To the person who asked if we gather people in off the streets, yes, we did in fact used to host ‘waifs and strays’ ?, but now that I run a homeless charity it’s rare that I actually bring homeless people home any more, but we do still support a number of people in the community who have no, or limited, support.

Baking and converting our allotment produce into jams, pickles, chutneys etc. is my way of relaxing.

I am in awe, and think you're bloody marvellous!

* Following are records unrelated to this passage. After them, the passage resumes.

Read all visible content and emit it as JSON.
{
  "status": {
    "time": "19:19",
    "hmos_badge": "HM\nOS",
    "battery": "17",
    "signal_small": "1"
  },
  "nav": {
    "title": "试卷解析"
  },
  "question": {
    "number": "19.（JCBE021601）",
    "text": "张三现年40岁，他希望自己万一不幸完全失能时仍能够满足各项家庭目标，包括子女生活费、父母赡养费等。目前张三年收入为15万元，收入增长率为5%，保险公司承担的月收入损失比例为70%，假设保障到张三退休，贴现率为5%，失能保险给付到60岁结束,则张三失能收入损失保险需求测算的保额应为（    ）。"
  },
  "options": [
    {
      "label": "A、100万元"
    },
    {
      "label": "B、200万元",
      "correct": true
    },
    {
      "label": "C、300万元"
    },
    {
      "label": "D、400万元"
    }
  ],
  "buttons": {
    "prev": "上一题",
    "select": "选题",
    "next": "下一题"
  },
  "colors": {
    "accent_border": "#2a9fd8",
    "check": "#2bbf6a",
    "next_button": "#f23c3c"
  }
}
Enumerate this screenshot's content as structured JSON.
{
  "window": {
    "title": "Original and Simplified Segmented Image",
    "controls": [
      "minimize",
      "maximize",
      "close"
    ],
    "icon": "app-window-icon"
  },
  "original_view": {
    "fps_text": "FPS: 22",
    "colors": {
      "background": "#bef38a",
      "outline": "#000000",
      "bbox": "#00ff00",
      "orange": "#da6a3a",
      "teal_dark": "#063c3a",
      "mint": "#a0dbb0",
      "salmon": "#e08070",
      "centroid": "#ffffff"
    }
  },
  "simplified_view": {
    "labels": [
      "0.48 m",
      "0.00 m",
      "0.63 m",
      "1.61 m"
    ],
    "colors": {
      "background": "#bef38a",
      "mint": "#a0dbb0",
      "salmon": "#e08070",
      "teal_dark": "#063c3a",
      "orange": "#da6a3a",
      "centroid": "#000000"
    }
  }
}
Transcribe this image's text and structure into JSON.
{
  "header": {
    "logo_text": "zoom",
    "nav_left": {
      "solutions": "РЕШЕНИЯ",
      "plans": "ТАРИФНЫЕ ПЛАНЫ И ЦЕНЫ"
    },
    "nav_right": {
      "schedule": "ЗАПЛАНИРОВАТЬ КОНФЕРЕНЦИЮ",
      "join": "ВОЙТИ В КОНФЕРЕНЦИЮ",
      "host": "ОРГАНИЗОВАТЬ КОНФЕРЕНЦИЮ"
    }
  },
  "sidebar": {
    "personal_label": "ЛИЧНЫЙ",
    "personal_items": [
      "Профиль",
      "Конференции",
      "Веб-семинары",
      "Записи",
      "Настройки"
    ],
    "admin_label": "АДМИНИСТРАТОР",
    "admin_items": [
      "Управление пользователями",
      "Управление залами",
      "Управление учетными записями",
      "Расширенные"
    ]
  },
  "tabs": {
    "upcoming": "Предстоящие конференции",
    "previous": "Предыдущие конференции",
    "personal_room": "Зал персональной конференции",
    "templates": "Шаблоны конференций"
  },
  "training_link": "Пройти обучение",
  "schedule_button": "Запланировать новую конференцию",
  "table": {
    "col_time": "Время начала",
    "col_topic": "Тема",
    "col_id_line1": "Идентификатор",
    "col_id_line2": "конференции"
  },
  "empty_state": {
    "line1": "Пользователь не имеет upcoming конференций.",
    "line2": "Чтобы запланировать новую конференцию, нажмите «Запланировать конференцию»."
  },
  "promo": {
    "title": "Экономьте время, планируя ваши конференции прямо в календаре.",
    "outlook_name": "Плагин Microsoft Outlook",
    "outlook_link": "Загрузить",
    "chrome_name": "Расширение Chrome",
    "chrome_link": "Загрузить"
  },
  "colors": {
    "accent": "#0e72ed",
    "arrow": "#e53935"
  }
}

sazz1 Wed 30-Jun-21 11:45:25

Just the 2 of us here, well occasionally 5 when family visit.
Fridge freezer is almost empty as I'm using everything up to restock fresh when it's all gone. I do this once a year so everything is rotated, so no 4yrs old frozen veg.
Tins cupboard is full with fish, beans tomatoes etc.
I buy dog food in bulk 14kg bags x 3 at a time and store in lidded bins. It's so much cheaper that way.
We shop weekly for fresh food e.g. bacon eggs veg fruit etc and try not to buy too much as it would be wasted

JdotJ Wed 30-Jun-21 11:47:11

All round to yours then smile

JANH Wed 30-Jun-21 11:54:14

My husband loves cooking but he is a meat and two veg person. I am more versatile, for example yesterday I made pasta with bolognaisse sauce and froze two portions. Whenever I make a meal I make double and freeze it. I have loads of blackcurrants from the garden which are waiting for me to make tarts. I don’t make jam any more because of the diabetes. We could probably live from the freezer for 2/3 months.